Reputation: 355
I have thousands of web pages of different websites. Is there a fast way to get content of all those web pages using Common Crawl and Python.
Below is code i am trying but this process is slow.
async def search_cc_index(url):
encoded_url = quote_plus(url)
index_url = f'{SERVER}{INDEX_NAME}-index?url={encoded_url}&output=json'
async with aiohttp.ClientSession() as session:
async with session.get(index_url) as response:
if response.status == 200:
records = (await response.text()).strip().split('\n')
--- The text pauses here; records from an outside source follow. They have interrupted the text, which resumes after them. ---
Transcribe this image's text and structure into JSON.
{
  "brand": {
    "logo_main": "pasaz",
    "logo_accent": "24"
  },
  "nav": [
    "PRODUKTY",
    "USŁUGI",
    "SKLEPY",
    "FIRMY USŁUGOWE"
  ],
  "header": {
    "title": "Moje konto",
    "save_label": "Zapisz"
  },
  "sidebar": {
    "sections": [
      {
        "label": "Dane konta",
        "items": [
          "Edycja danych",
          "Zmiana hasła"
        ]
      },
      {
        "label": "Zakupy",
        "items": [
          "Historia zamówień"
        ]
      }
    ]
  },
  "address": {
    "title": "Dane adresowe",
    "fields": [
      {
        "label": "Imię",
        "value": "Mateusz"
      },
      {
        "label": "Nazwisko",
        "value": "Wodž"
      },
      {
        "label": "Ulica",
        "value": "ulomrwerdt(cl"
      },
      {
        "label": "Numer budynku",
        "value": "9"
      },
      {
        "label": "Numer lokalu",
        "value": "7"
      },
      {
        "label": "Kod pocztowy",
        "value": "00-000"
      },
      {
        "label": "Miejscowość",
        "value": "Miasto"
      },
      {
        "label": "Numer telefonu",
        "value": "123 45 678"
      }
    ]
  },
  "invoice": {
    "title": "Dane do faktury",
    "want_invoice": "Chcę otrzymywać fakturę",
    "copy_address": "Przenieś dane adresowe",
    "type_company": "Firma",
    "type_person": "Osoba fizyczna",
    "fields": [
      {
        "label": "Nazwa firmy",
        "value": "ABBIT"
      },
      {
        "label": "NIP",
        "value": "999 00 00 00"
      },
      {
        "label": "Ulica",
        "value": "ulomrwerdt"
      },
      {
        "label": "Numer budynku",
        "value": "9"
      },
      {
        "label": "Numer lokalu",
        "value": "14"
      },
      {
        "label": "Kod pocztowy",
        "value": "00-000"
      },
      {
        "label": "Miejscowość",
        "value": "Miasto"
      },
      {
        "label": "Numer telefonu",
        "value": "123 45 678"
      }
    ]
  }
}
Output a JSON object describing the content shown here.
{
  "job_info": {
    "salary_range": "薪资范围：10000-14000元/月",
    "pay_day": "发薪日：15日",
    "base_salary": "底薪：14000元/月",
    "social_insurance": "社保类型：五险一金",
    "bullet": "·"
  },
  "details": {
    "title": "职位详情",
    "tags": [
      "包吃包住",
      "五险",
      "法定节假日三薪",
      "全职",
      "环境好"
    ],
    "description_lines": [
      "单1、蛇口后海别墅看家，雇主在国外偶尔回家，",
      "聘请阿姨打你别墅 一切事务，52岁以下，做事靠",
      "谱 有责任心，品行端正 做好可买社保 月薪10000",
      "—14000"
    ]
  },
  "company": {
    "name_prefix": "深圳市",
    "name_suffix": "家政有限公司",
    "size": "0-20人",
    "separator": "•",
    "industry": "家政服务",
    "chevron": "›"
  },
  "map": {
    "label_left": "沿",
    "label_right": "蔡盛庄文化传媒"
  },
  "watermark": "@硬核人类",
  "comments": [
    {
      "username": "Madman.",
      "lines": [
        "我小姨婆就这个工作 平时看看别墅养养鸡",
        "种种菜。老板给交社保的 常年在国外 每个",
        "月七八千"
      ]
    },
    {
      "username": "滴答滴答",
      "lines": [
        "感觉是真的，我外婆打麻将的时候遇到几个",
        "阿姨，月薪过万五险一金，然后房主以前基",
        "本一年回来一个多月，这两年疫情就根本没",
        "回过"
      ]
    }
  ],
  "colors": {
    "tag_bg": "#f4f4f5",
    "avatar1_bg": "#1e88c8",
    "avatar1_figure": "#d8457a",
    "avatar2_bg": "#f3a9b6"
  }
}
return [json.loads(record) for record in records]
else:
return None
async def fetch_page_from_cc(records):
async with aiohttp.ClientSession() as session:
for record in records:
offset, length = int(record['offset']), int(record['length'])
s3_url = f'https://data.commoncrawl.org/{record["filename"]}'
byte_range = f'bytes={offset}-{offset + length - 1}'
async with session.get(s3_url, headers={'Range': byte_range}) as response:
if response.status == 206:
stream = ArchiveIterator(response.content)
for warc_record in stream:
if warc_record.rec_type == 'response':
return await warc_record.content_stream().read()
else:
return None
return None
async def fetch_individual_url(target_url):
records = await search_cc_index(target_url)
if records:
print(f"Found {len(records)} records for {target_url}")
content = await fetch_page_from_cc(records)
if content:
print(f"Successfully fetched content for {target_url}")
else:
print(f"No records found for {target_url}")
Upvotes: 1
Views: 44
Reputation: 409
That is a correct way to do it -- and yes, it's kind of slow.
To speed up the index lookup, you can use our columnar index instead of the cdx index.
You can also do multiple fetches in parallel, but please be sure to slow down if we send you a 503 reply. You can keep an eye on our performance graphs at https://status.commoncrawl.org/ to see if you're causing a problem, or if someone else is causing a problem.
Upvotes: 0